O presidente da Sociedade Portuguesa de Medicina Interna (SPMI) considera que estamos “longe de uma cultura centrada no doente”, mas reconhece que “pela primeira vez no Sistema Nacional de Saúde, estão a ser criados incentivos para estimular a integração de cuidados entre os hospitais, entre os CSP, os cuidados continuados, a segurança social, a assistência social e os cuidados paliativos”. E este é, segundo Luís Campos, o primeiro passo para uma Medicina centrada no doente.
Face às alterações demográficas e ao aparecimento de um novo padrão de doentes (pessoas mais idosas, polimedicadas, com multimorbilidades) o especialista considera que “é fundamental que abandonar uma forma de abordagem do sistema de saúde separada por vários níveis de cuidados e que entendamos que a grande oportunidade de mudança está na integração e na articulação destes diferentes níveis de cuidados. É também essencial que essa articulação envolva a assistência social porque neste momento, os hospitais estão transformados em centros de resolução dos problemas sociais das pessoas”.
O internista na base da decisão
A integração de cuidados beneficia particularmente os doentes idosos , frágeis e com multimorbilidades. Este modelo de articulação deve ser baseado em equipas multidisciplinares, em que a Medicina Geral e Familiar e a Medicina Interna são as especialidades basilares, que devem partilhar o registo do doente e cooperar para estabelecer um plano de cuidados consensualizado. As unidades de cuidados integrados representam a concentração numa única equipa hospitalar da referenciação a partir dos cuidados primários, e deverá ser esta unidade a articular e orientar o doente dentro do hospital.
Contudo, para dar resposta a este novo modelo de organização hospitalar, seriam necessários mais especialistas em Medicina Interna. Tem sido significativo o número de internos que tem entrado para a formação específica em Medicina Interna mas a necessidade da Medicina Interna tem crescido a um ritmo mais acelerado do que o número de internos que tem entrado. “Apesar de, neste momento, termos cerca de mil internos em formação, o tipo de doentes que hoje temos nos hospitais necessita cada vez mais desta abordagem holística”, refere Luís Campos.
Importância da MI “ainda não é devidamente reconhecida”

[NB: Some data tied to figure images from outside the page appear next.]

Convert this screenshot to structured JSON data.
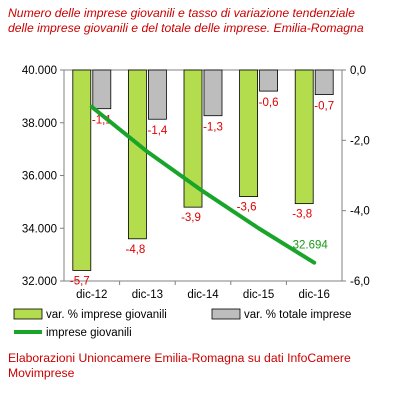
{
  "title_line1": "Numero delle imprese giovanili e tasso di variazione tendenziale",
  "title_line2": "delle imprese giovanili e del totale delle imprese. Emilia-Romagna",
  "source_line1": "Elaborazioni Unioncamere Emilia-Romagna su dati InfoCamere",
  "source_line2": "Movimprese",
  "colors": {
    "bar_giovanili": "#b3dd4d",
    "bar_totale": "#bdbdbd",
    "line_giovanili": "#18a52a",
    "data_label": "#e00000",
    "line_label": "#1a9a1a"
  },
  "chart_data": {
    "type": "bar",
    "categories": [
      "dic-12",
      "dic-13",
      "dic-14",
      "dic-15",
      "dic-16"
    ],
    "series": [
      {
        "name": "var. % imprese giovanili",
        "kind": "bar",
        "axis": "right",
        "values": [
          -5.7,
          -4.8,
          -3.9,
          -3.6,
          -3.8
        ],
        "labels": [
          "-5,7",
          "-4,8",
          "-3,9",
          "-3,6",
          "-3,8"
        ]
      },
      {
        "name": "var. % totale imprese",
        "kind": "bar",
        "axis": "right",
        "values": [
          -1.1,
          -1.4,
          -1.3,
          -0.6,
          -0.7
        ],
        "labels": [
          "-1,1",
          "-1,4",
          "-1,3",
          "-0,6",
          "-0,7"
        ]
      },
      {
        "name": "imprese giovanili",
        "kind": "line",
        "axis": "left",
        "values": [
          38600,
          36900,
          35400,
          34000,
          32694
        ],
        "last_label": "32.694"
      }
    ],
    "left_axis": {
      "ylim": [
        32000,
        40000
      ],
      "ticks": [
        32000,
        34000,
        36000,
        38000,
        40000
      ],
      "tick_labels": [
        "32.000",
        "34.000",
        "36.000",
        "38.000",
        "40.000"
      ]
    },
    "right_axis": {
      "ylim": [
        -6.0,
        0.0
      ],
      "ticks": [
        0.0,
        -2.0,
        -4.0,
        -6.0
      ],
      "tick_labels": [
        "0,0",
        "-2,0",
        "-4,0",
        "-6,0"
      ]
    },
    "legend_position": "bottom",
    "grid": false
  }
}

Embora tenham passado os tempos em que era questionado o lugar da Medicina Interna dentro dos hospitais, Luís Campos acredita que ainda é preciso defender o papel da especialidade na medida em que “ainda há tensões” com outras especialidades com áreas de sobreposição. “Ainda não conseguimos criar um clima de colaboração e de confiança, em que cada uma das especialidades entende a função da outra. Dessa colaboração só pode resultar um benefício para os doentes”, defende.
Por outro lado, “o papel nuclear que a Medicina Interna ocupa nos hospitais ainda não é devidamente reconhecido, tanto em termos económicos como em termos de respeito pelo trabalho que desenvolvemos”.
Criar novas áreas de competência e não novas especialidades
Ao abraçar estas novas áreas, os especialistas em Medicina Interna devem capacitar-se com novas competências, porque são áreas específicas de conhecimento. “Nós defendemos que não devem aparecer mais especialidades nesta área, as competências permitem fazer tudo o que as especialidades fazem, mas a criação de novas especialidades é um caminho sem retorno que condena um jovem licenciado a uma atividade até à reforma, sem capacidade de acumulação com outro tipo de atividade, áreas que são de elevado burn out. Por outro lado quanto mais especialidades criarmos mais segmentamos os hospitais e mais dificultamos a gestão dos recursos. Estão neste caso competências como as de emergência, cuidados paliativos ou em geriatria.